- タイトル
幼い子どもを抱えて、がん宣告を受けたあの時
- エピソード本文
33歳の時、突然急性骨髄性白血病の告知を受けました。子どもはまだ5歳と6歳。自分のこともですが、何より頭をよぎったのは二人の子どものことでした。病気のことをどういえばいいのか?どんなにごまかしても明日からは即入院して治療しなければならない。それも半年以上はかかる、と主治医から説明を受けていました。ともかく子どもたちが不安にならないためにはどうしたらいいのか?短い時間でしたが、それでも主人としっかり話し合い、子どもたちにはごまかさず、わかる範囲できちんと病気のこと、これからのことを話そう、と決めました。さすがに病名はわからないので「お母さんの体の中にバイキンマンがたくさんいて、具合が悪いままになるから、病院に行ってアンパンマンに治してもらうね。ちょっと時間はかかるけど、待っててね。」と伝えました。そして「いつも通りに保育園や学校に行って、お友達と遊んで、ご飯を食べて、何も変わらなくていいからね。お父さんとおばあちゃんたちがそばにいてくれるからね。」と何度も説明しました。疾病の関係上、告知からすぐに入院しなければならなかったので後ろ髪をひかれる思いでしたが、子どもたちはなんとなく察していたようで、きちんと話したことで少し安心した様子でした。

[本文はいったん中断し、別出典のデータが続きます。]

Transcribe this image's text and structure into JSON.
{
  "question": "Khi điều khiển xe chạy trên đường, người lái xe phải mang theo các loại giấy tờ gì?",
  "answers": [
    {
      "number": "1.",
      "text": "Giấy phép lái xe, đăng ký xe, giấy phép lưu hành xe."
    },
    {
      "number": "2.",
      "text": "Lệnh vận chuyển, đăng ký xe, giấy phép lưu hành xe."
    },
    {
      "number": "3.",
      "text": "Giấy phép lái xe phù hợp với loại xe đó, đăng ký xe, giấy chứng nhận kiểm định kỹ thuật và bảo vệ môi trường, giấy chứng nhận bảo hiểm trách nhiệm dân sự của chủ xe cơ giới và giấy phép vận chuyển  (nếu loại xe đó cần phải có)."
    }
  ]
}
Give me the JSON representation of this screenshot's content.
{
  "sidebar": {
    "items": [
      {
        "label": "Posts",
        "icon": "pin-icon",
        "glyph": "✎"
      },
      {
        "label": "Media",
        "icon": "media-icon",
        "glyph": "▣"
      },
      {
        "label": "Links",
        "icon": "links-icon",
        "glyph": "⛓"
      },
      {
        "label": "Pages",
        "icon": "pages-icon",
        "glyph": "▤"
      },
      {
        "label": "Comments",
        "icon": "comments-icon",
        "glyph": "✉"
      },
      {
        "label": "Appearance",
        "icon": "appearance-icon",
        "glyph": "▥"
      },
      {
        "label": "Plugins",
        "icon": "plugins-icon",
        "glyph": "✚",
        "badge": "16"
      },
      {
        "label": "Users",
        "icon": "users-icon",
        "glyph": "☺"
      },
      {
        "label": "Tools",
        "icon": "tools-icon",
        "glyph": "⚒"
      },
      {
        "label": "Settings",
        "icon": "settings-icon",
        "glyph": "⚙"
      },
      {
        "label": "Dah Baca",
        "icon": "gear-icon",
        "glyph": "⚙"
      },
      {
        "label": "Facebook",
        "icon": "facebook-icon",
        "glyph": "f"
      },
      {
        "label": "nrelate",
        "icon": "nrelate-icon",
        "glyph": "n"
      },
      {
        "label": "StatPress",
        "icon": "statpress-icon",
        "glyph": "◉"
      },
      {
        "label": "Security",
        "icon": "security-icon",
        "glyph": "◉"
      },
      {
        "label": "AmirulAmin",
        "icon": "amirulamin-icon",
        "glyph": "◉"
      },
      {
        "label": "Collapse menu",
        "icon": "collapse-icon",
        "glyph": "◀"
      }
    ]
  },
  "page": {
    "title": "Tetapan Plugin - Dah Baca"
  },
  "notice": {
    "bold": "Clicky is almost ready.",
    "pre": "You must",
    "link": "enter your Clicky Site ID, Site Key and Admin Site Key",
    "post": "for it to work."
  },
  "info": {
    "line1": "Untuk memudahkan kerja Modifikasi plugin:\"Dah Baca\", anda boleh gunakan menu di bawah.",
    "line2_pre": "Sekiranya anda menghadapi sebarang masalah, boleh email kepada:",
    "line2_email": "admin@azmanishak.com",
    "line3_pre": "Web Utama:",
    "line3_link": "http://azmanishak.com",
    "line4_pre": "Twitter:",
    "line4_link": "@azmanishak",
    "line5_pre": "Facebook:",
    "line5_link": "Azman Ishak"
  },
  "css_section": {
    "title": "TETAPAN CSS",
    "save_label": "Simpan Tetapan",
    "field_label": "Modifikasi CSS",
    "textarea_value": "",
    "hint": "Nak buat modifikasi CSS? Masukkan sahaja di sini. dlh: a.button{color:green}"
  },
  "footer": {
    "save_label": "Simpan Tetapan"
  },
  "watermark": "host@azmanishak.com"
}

その後再発や他のがんにもなりましたが、その都度わかる範囲で説明をしました。ごまかしても子どもたちは大人の表情や仕草で何が起きているのか、ちゃんとわかっているようでした。
今、大学生になった二人に当時のことを聞くと「寂しかったけど、きちんと話してくれて状況が分かった。だから心配はなかった。」と言ってくれます。離れていた時間も「様子を詳しくみんなが教えてくれたから、お母さんが頑張っているのがわかって、じゃあ自分も頑張ろうって思ったよ。」と話します。子どもに伝えることはとても難しいですが、それでも家族の一員としてきちんと説明して闘病したことは、よかったなあ、と思います。